With a decision that has now been published, the Federal Supreme Court (BGH) has caused many hospitals to breathe a loud sigh of relief. With its ruling of 20.12.2022 – VI ZR 375/21, the BGH clarified that #information is not invalid if the #patient consents to the #intervention immediately after the information, for example by signing the information sheet. But what happened?
In November 2021, the Higher Regional Court of Bremen (5 U 63/20) ruled that an informed consent is invalid if it is formally correct in terms of content, but the patient signs the #information sheet on the day of the #information. The reason was banal in the view of the OLG Bremen: If the patient would sign on the day of the clarification, he would have no time to think about it. Even if a patient would then go for inpatient treatment after the clarification, this behavior would not be an implied consent to the intervention. The case was based on an ENT surgery. The plaintiff patient was admitted to the defendant hospital by an ENT physician in private practice for surgical straightening of a #septum deviation and a #paranasal sinus operation. In the course of a prehospital presentation, the correct information was provided and the information sheet was signed. 3 days later, the patient presented for inpatient admission and surgery as planned.

Intraoperatively, there was an arterial hemorrhage, an injury to the dura mater and the olfactory nerve, all of which are typical complications of this procedure. The Higher Regional Court of Bremen considered the information to be ineffective for the above-mentioned reasons. The objection that the patient had at least impliedly consented to the intervention by presenting himself at the hospital and undergoing the operation was not accepted by the OLG Bremen. The ruling caused displeasure not only among hospitals, especially since it clearly disregarded the wording of the law.

With the decision cited above, the Federal Supreme Court has now clarified that no mandatory reflection period must be observed between the information prior to an operation and the signing of the information sheet (consent). Rather, the patient may decide to undergo treatment immediately after being informed. This follows not least from § 630e Abs. 2 S. 1 No. 2 BGB.
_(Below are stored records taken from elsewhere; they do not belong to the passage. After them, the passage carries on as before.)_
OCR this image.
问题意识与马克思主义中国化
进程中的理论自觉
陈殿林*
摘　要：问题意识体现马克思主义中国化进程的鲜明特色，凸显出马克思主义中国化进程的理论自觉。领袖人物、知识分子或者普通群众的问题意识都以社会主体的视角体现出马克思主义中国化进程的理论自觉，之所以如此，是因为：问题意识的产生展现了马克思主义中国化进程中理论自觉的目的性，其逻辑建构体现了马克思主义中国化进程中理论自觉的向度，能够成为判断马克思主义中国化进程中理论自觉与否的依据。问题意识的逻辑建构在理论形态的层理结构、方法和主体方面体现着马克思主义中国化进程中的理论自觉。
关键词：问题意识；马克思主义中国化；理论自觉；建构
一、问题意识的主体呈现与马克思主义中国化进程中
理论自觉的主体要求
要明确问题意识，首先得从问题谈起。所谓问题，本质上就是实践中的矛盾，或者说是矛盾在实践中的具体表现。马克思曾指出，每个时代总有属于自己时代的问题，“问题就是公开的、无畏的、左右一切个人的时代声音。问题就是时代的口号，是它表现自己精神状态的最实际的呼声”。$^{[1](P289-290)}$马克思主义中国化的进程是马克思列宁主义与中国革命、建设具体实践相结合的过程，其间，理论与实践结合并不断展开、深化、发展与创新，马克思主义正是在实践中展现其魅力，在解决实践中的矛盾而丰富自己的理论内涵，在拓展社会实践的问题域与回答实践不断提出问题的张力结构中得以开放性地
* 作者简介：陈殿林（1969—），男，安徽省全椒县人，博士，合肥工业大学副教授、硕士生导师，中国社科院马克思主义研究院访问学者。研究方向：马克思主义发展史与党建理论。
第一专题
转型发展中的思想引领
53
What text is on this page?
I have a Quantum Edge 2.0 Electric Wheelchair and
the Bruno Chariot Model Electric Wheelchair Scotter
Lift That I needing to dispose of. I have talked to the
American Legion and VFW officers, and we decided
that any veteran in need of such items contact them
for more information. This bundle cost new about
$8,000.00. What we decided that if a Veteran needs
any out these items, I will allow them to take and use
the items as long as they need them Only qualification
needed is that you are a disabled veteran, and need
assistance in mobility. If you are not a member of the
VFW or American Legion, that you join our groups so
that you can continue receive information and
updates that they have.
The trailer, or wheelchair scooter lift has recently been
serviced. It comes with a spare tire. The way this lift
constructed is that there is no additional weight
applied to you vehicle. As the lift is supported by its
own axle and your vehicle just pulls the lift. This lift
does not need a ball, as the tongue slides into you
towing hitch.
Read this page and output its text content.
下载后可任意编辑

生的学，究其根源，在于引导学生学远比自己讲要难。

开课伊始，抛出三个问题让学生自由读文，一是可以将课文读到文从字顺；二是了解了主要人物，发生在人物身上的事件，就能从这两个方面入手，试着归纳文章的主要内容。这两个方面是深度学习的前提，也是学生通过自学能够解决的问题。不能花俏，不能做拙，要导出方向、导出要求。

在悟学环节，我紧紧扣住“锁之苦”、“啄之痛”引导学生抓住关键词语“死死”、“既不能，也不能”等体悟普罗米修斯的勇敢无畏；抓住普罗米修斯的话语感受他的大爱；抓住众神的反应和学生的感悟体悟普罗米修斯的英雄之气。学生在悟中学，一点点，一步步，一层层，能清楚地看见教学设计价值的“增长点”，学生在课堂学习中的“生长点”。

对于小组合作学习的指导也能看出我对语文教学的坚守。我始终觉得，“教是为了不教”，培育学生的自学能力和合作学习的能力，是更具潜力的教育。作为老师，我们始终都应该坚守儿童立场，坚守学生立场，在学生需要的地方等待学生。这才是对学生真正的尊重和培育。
Practical advice: Despite the BGH’s absolutely welcome decision, the statutory principles and those developed by case law on preoperative risk disclosure continue to apply. The patient must therefore be informed in good time before the operation about the risks on the whole and about individually increased risks, so that he has sufficient time to consider for and against the operation. This applies in particular to elective procedures. In the case of outpatient procedures, the courts allow the patient to be informed on the day before or even on the day of the outpatient treatment. However, a distinction must be made here as to whether the patient is confronted for the first time with such risks on the day of the outpatient procedure that come as a surprise to him (e.g., damage to the median nerve during carpal tunnel surgery). In such a case, an explanation on the same day would indeed be ineffective.